A doctor-turned-entrepreneur from Kolkata who turned discarded mango seeds into a nationwide green movement — one gutli at a time.
21L+ Seeds received
6L+ Saplings distributed
500+ Indian varieties
2017 Mission began
Who is he?
From a doctor’s coat to mango seeds
Jasmit Singh Arora is a 53-year-old social entrepreneur based in Kolkata, West Bengal, originally from Amritsar, Punjab. Trained as an Ayurvedic doctor, he spent the first three decades of his professional life building successful businesses in IT and pharmaceuticals — founding companies including Organicsardar Private Limited, Globico Solution Private Limited, and Onset Technologies.
But prosperity alone left him restless. “I always knew I was not meant for a job,” he recalls. “I needed the freedom to choose how I live. But after years of success, I began to realise that true success is not just about what you achieve for yourself — it is about what you give back.” That inner calling, shaped in part by watching his mother’s community volunteerism, eventually redirected his entire life toward the environment, farmers, and future generations.
“When I saw mango trees being cut down, and I realised how paddy farming drained water and poisoned the soil, I felt compelled to act. These are not just ecological problems — they are human problems.”
— Jasmit Singh Arora
The Gutli Mission
A revolution that started with a seed
In 2017–2018, Jasmit began what would become the Gutli Mission — a deceptively simple idea: collect discarded mango seeds (gutlis) from citizens, schools, vendors, and neighbourhoods, germinate and graft them into healthy saplings using local Bengal varieties like Himsagar and Golapkhas, and donate them free of cost to marginal farmers across West Bengal.
The logic was powerful: paddy farming earns a farmer roughly ₹20,000 per acre annually while exhausting soil and groundwater. A mature mango tree, by contrast, produces fruit for decades, creates a carbon sink, promotes biodiversity, and can tap into premium domestic and export markets across the US, Europe, and Australia. Arora saw the mango not as a fruit — but as a long-term financial instrument for India’s poorest farmers.
Gram Samriddhi Foundation
Through his foundation, Arora has worked with farmers across Bankura, Purulia, Birbhum, and the Sunderbans — providing training in organic farming, educating them about the hazards of chemical fertilisers, and facilitating the transition to sustainable fruit cultivation. Saplings are nurtured at nurseries in Diamond Harbour and Burdwan before distribution.
How to join
How the mission works — anyone can help
1 Eat the mango. Enjoy the fruit. Save the seed (gutli) from being thrown away.

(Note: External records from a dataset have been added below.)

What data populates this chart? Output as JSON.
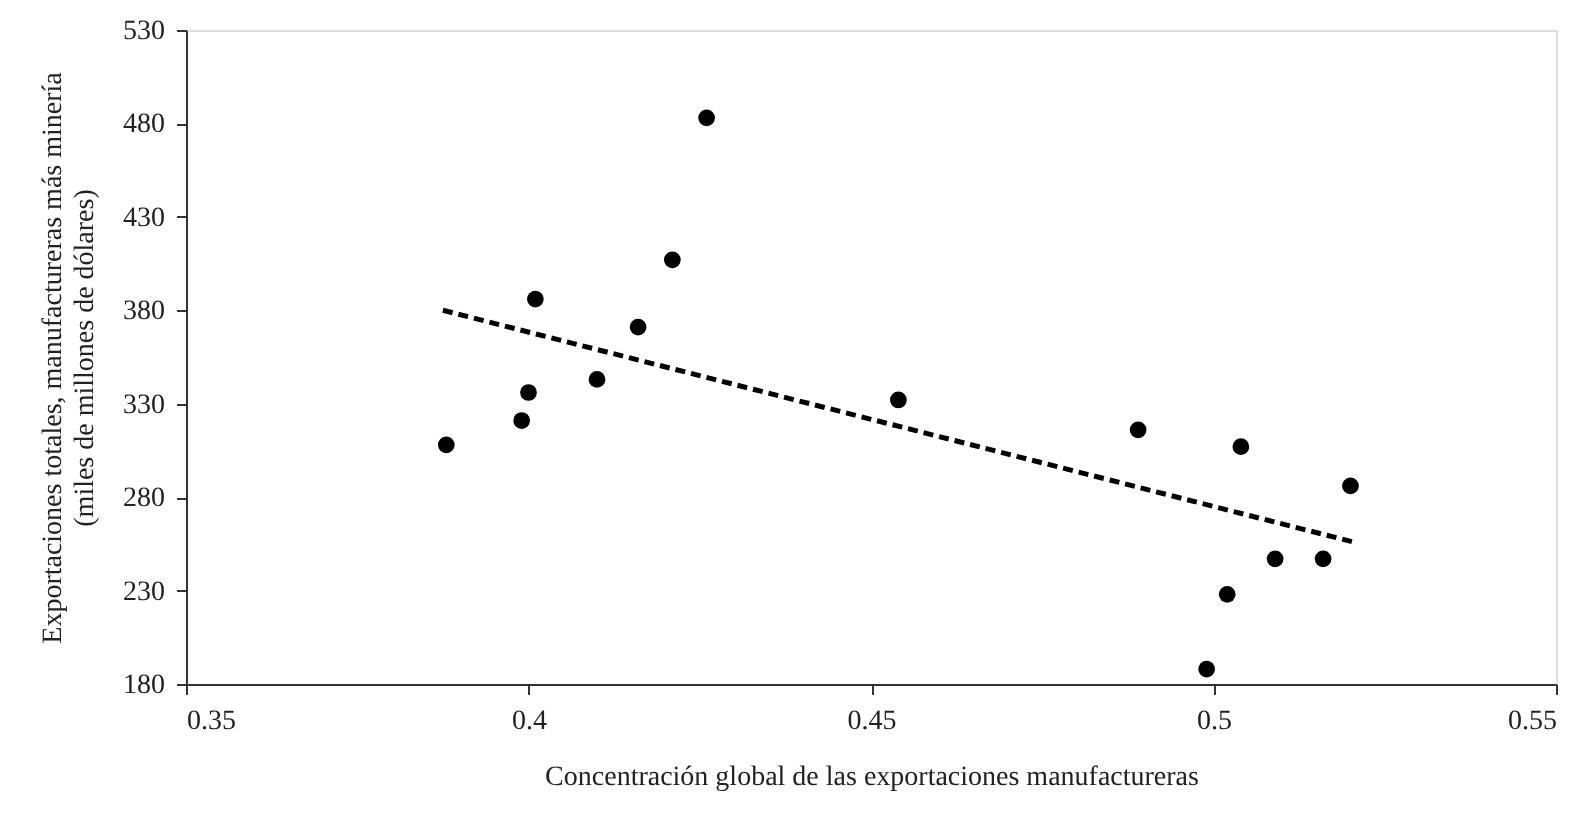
{
  "chart_data": {
    "type": "scatter",
    "xlabel": "Concentración global de las exportaciones manufactureras",
    "ylabel": "Exportaciones totales, manufactureras más minería\n(miles de millones de dólares)",
    "xlim": [
      0.35,
      0.55
    ],
    "xticks": [
      0.35,
      0.4,
      0.45,
      0.5,
      0.55
    ],
    "ylim": [
      180,
      530
    ],
    "yticks": [
      180,
      230,
      280,
      330,
      380,
      430,
      480,
      530
    ],
    "grid": false,
    "series": [
      {
        "color": "#000000",
        "marker": "circle",
        "x": [
          0.388,
          0.399,
          0.4,
          0.401,
          0.41,
          0.416,
          0.421,
          0.426,
          0.454,
          0.489,
          0.504,
          0.52,
          0.509,
          0.516,
          0.502,
          0.499
        ],
        "values": [
          308,
          321,
          336,
          386,
          343,
          371,
          407,
          483,
          332,
          316,
          307,
          286,
          247,
          247,
          228,
          188
        ]
      },
      {
        "type": "line",
        "color": "#000000",
        "line_style": "dashed",
        "marker": "none",
        "x": [
          0.3875,
          0.5204
        ],
        "values": [
          380,
          256
        ]
      }
    ]
  }
}
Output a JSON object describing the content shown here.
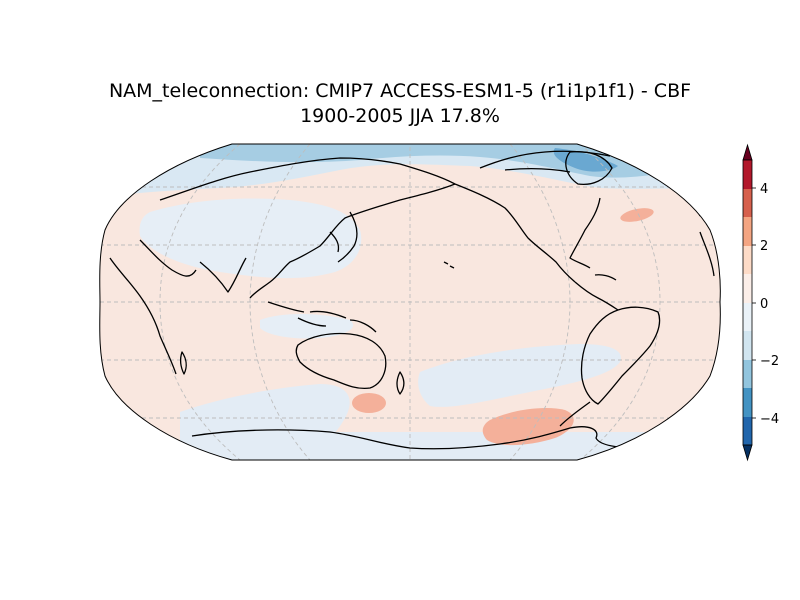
{
  "figure": {
    "title_line1": "NAM_teleconnection: CMIP7 ACCESS-ESM1-5 (r1i1p1f1) - CBF",
    "title_line2": "1900-2005 JJA 17.8%"
  },
  "map": {
    "projection": "Robinson",
    "central_longitude": 180,
    "graticule": "dashed grey",
    "coastlines": "black"
  },
  "colorbar": {
    "levels": [
      -5,
      -4,
      -3,
      -2,
      -1,
      0,
      1,
      2,
      3,
      4,
      5
    ],
    "colors": [
      "#053061",
      "#2166ac",
      "#4393c3",
      "#92c5de",
      "#d1e5f0",
      "#f7f7f7",
      "#fddbc7",
      "#f4a582",
      "#d6604d",
      "#b2182b",
      "#67001f"
    ],
    "tick_values": [
      "4",
      "2",
      "0",
      "−2",
      "−4"
    ],
    "extend": "both"
  },
  "chart_data": {
    "type": "heatmap",
    "title": "NAM_teleconnection: CMIP7 ACCESS-ESM1-5 (r1i1p1f1) - CBF",
    "subtitle": "1900-2005 JJA 17.8%",
    "colorbar_range": [
      -5,
      5
    ],
    "colorbar_ticks": [
      -4,
      -2,
      0,
      2,
      4
    ]
  }
}
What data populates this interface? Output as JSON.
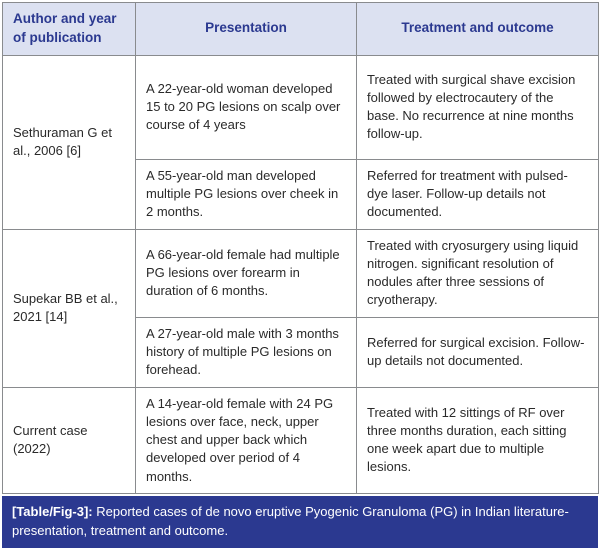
{
  "table": {
    "headers": {
      "author": "Author and year of publication",
      "presentation": "Presentation",
      "treatment": "Treatment and outcome"
    },
    "groups": [
      {
        "author": "Sethuraman G et al., 2006 [6]",
        "cases": [
          {
            "presentation": "A 22-year-old woman developed 15 to 20 PG lesions on scalp over course of 4 years",
            "treatment": "Treated with surgical shave excision followed by electrocautery of the base. No recurrence at nine months follow-up."
          },
          {
            "presentation": "A 55-year-old man developed multiple PG lesions over cheek in 2 months.",
            "treatment": "Referred for treatment with pulsed-dye laser. Follow-up details not documented."
          }
        ]
      },
      {
        "author": "Supekar BB et al., 2021 [14]",
        "cases": [
          {
            "presentation": "A 66-year-old female had multiple PG lesions over forearm in duration of 6 months.",
            "treatment": "Treated with cryosurgery using liquid nitrogen. significant resolution of nodules after three sessions of cryotherapy."
          },
          {
            "presentation": "A 27-year-old male with 3 months history of multiple PG lesions on forehead.",
            "treatment": "Referred for surgical excision. Follow-up details not documented."
          }
        ]
      },
      {
        "author": "Current case (2022)",
        "cases": [
          {
            "presentation": "A 14-year-old female with 24 PG lesions over face, neck, upper chest and upper back which developed over period of 4 months.",
            "treatment": "Treated with 12 sittings of RF over three months duration, each sitting one week apart due to multiple lesions."
          }
        ]
      }
    ],
    "caption": {
      "label": "[Table/Fig-3]:",
      "text": " Reported cases of de novo eruptive Pyogenic Granuloma (PG) in Indian literature- presentation, treatment and outcome."
    }
  },
  "colors": {
    "header_bg": "#dce1f1",
    "header_text": "#2b3990",
    "caption_bg": "#2b3990",
    "caption_text": "#ffffff",
    "border": "#898b8e"
  }
}
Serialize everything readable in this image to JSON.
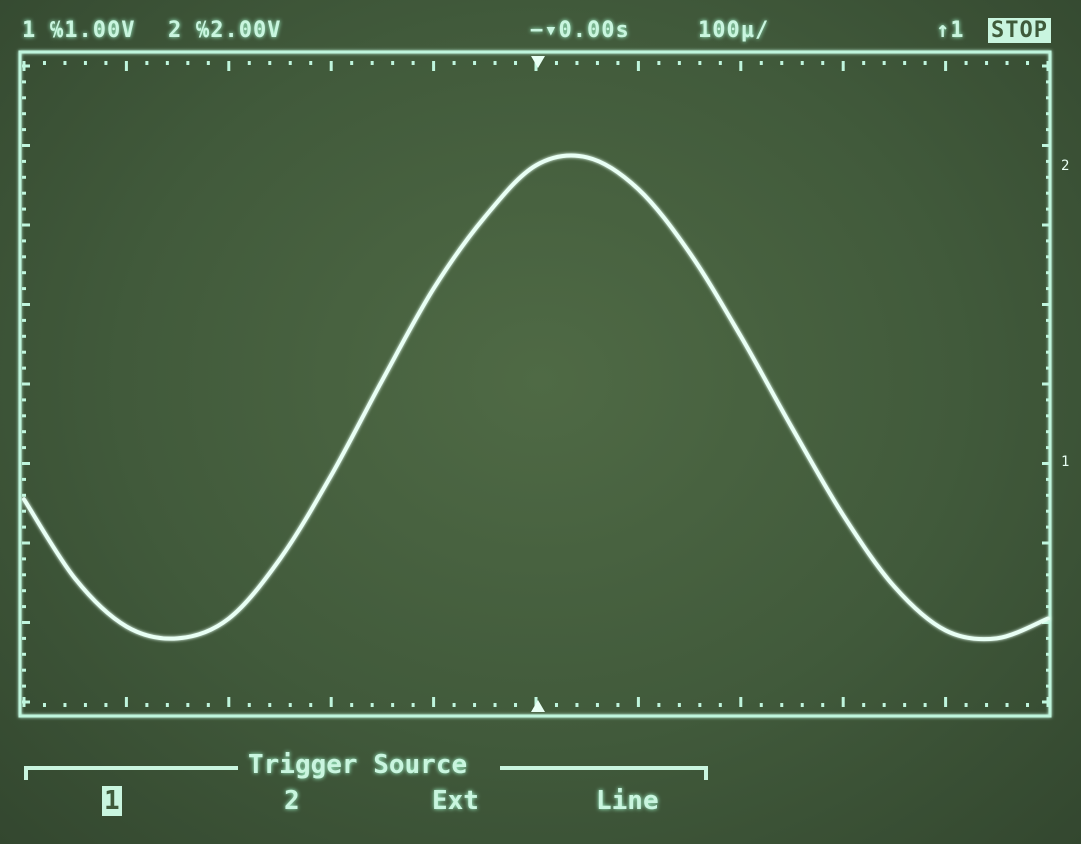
{
  "status_bar": {
    "ch1_num": "1",
    "ch1_scale": "℅1.00V",
    "ch2_num": "2",
    "ch2_scale": "℅2.00V",
    "time_offset": "−▾0.00s",
    "timebase": "100µ/",
    "trigger": "↑1",
    "run_state": "STOP"
  },
  "markers": {
    "ch2_marker": "2",
    "ch1_marker": "1"
  },
  "softkey_menu": {
    "title": "Trigger Source",
    "options": [
      "1",
      "2",
      "Ext",
      "Line"
    ],
    "selected_index": 0
  },
  "colors": {
    "trace": "#e8fff4",
    "graticule": "#bff5dd",
    "background": "#415a3b"
  },
  "chart_data": {
    "type": "line",
    "grid_divisions_x": 10,
    "grid_divisions_y": 8,
    "series": [
      {
        "x": [
          0,
          0.5,
          1.0,
          1.5,
          2.0,
          2.5,
          3.0,
          3.5,
          4.0,
          4.5,
          5.0,
          5.5,
          6.0,
          6.5,
          7.0,
          7.5,
          8.0,
          8.5,
          9.0,
          9.5,
          10.0
        ],
        "y": [
          -1.45,
          -2.45,
          -3.05,
          -3.2,
          -2.95,
          -2.2,
          -1.15,
          0.05,
          1.2,
          2.1,
          2.75,
          2.85,
          2.45,
          1.65,
          0.6,
          -0.55,
          -1.65,
          -2.55,
          -3.1,
          -3.2,
          -2.95
        ]
      },
      {
        "x": [
          0,
          10
        ],
        "y": [
          2.45,
          2.45
        ]
      }
    ]
  }
}
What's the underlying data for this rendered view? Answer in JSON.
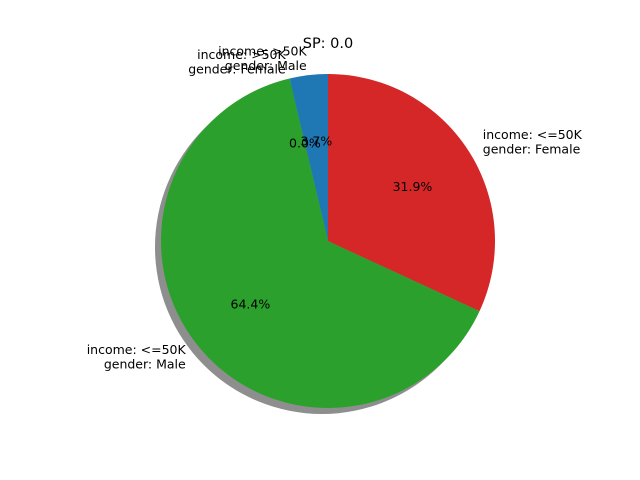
{
  "chart_data": {
    "type": "pie",
    "title": "SP: 0.0",
    "shadow": true,
    "start_angle": 90,
    "direction": "counterclockwise",
    "slices": [
      {
        "label_lines": [
          "income: >50K",
          "gender: Male"
        ],
        "value": 3.7,
        "pct_label": "3.7%",
        "color": "#1f77b4"
      },
      {
        "label_lines": [
          "income: >50K",
          "gender: Female"
        ],
        "value": 0.0,
        "pct_label": "0.0%",
        "color": "#ff7f0e"
      },
      {
        "label_lines": [
          "income: <=50K",
          "gender: Male"
        ],
        "value": 64.4,
        "pct_label": "64.4%",
        "color": "#2ca02c"
      },
      {
        "label_lines": [
          "income: <=50K",
          "gender: Female"
        ],
        "value": 31.9,
        "pct_label": "31.9%",
        "color": "#d62728"
      }
    ]
  }
}
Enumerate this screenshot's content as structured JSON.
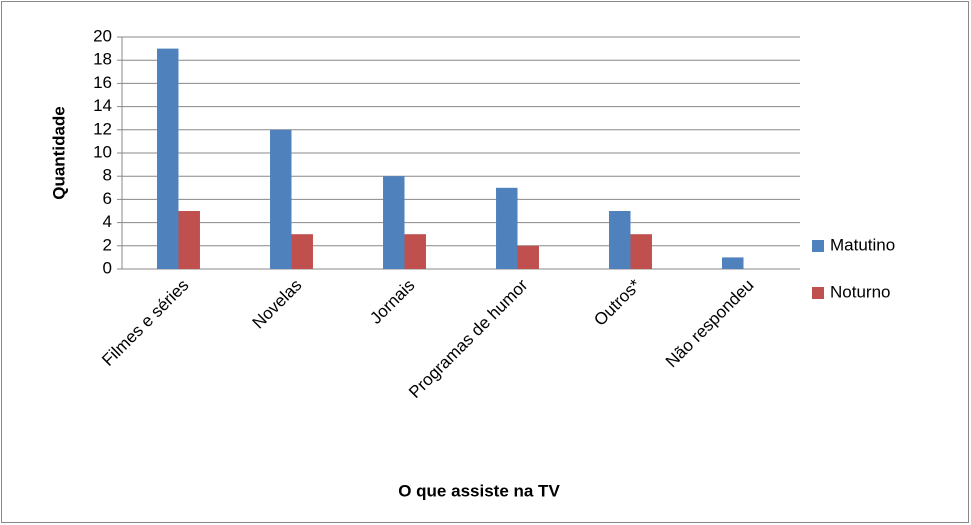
{
  "chart_data": {
    "type": "bar",
    "x_label": "O que assiste na TV",
    "y_label": "Quantidade",
    "categories": [
      "Filmes e séries",
      "Novelas",
      "Jornais",
      "Programas de humor",
      "Outros*",
      "Não respondeu"
    ],
    "series": [
      {
        "name": "Matutino",
        "color": "#4f81bd",
        "values": [
          19,
          12,
          8,
          7,
          5,
          1
        ]
      },
      {
        "name": "Noturno",
        "color": "#c0504d",
        "values": [
          5,
          3,
          3,
          2,
          3,
          0
        ]
      }
    ],
    "ylim": [
      0,
      20
    ],
    "yticks": [
      0,
      2,
      4,
      6,
      8,
      10,
      12,
      14,
      16,
      18,
      20
    ],
    "grid": true,
    "legend": "right"
  }
}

2 Clean the seed. Remove all pulp carefully to prevent fungus from forming.
3 Dry it in the shade. Leave it for 2–3 days until it is fully dry. Never use plastic bags — use paper or cardboard.
4 Send it to Jasmit. Post the seeds or contact him at 9831459390 to arrange collection or drop-off.
Impact & recognition
From mockery to a national movement
When he started, many mocked him. That changed in 2024, when a video he created with his daughter went viral, sparking an avalanche of support from across India — and beyond. Seeds began arriving from Italy, Canada, New Zealand, and other countries. Schools like La Martinière and St. Xavier’s Kolkata became active participants, turning students into eco-ambassadors.
21 lakh+ Seeds received from across India and internationally
6 lakh+ Saplings successfully distributed to farmers
80,000 Saplings grafted in 2024 alone
Award-winning
Documentary Gutli Man wins at Kolkata International Micro Film Festival
Beyond saplings, Arora has introduced Tree ka Langar — a community movement inspired by the Sikh tradition of langar (community meal), where trees are planted and nurtured collectively as an act of service. He also guides farmers on monetising their orchards through carbon credit mechanisms, connecting ecological action with tangible future income.
Students at the Satyajit Ray Film & Television Institute made a documentary titled Gutli Man about his work, which won awards at both the Kolkata International Micro Film Festival and the Abhijaat International Short Film Festival. He has spoken at national forums, including the World Environment Day seminar at Kolkata’s National Library.
“The name ‘Gutli Man’ represents something powerful. Once I was mocked for it — now it stands for a movement that connects cities to villages, children to farmers, and India to the planet.”
— Jasmit Singh Arora
His roles & vision
Entrepreneur, organiser, and changemaker
Beyond the Gutli Mission, Jasmit wears many hats. He is Convenor of the Gram Samriddhi Foundation, Founder and Vice President of the Uncommon Foundation, Secretary of the Indian National Forum of Art and Culture, International Convenor and Working President of Pragaati Banglaa, and a patron of the cultural organisation Sangbedan. He studied at St. Xavier’s College, Kolkata, and lives in the city, where he has made his canvas for change.
His long-term vision is nothing short of transformative: plant one crore mango trees across India, make tree-planting a national habit, help pull India out of its dismal 176th rank on the Environmental Performance Index, and create a model where ecological responsibility and farmer prosperity go hand in hand.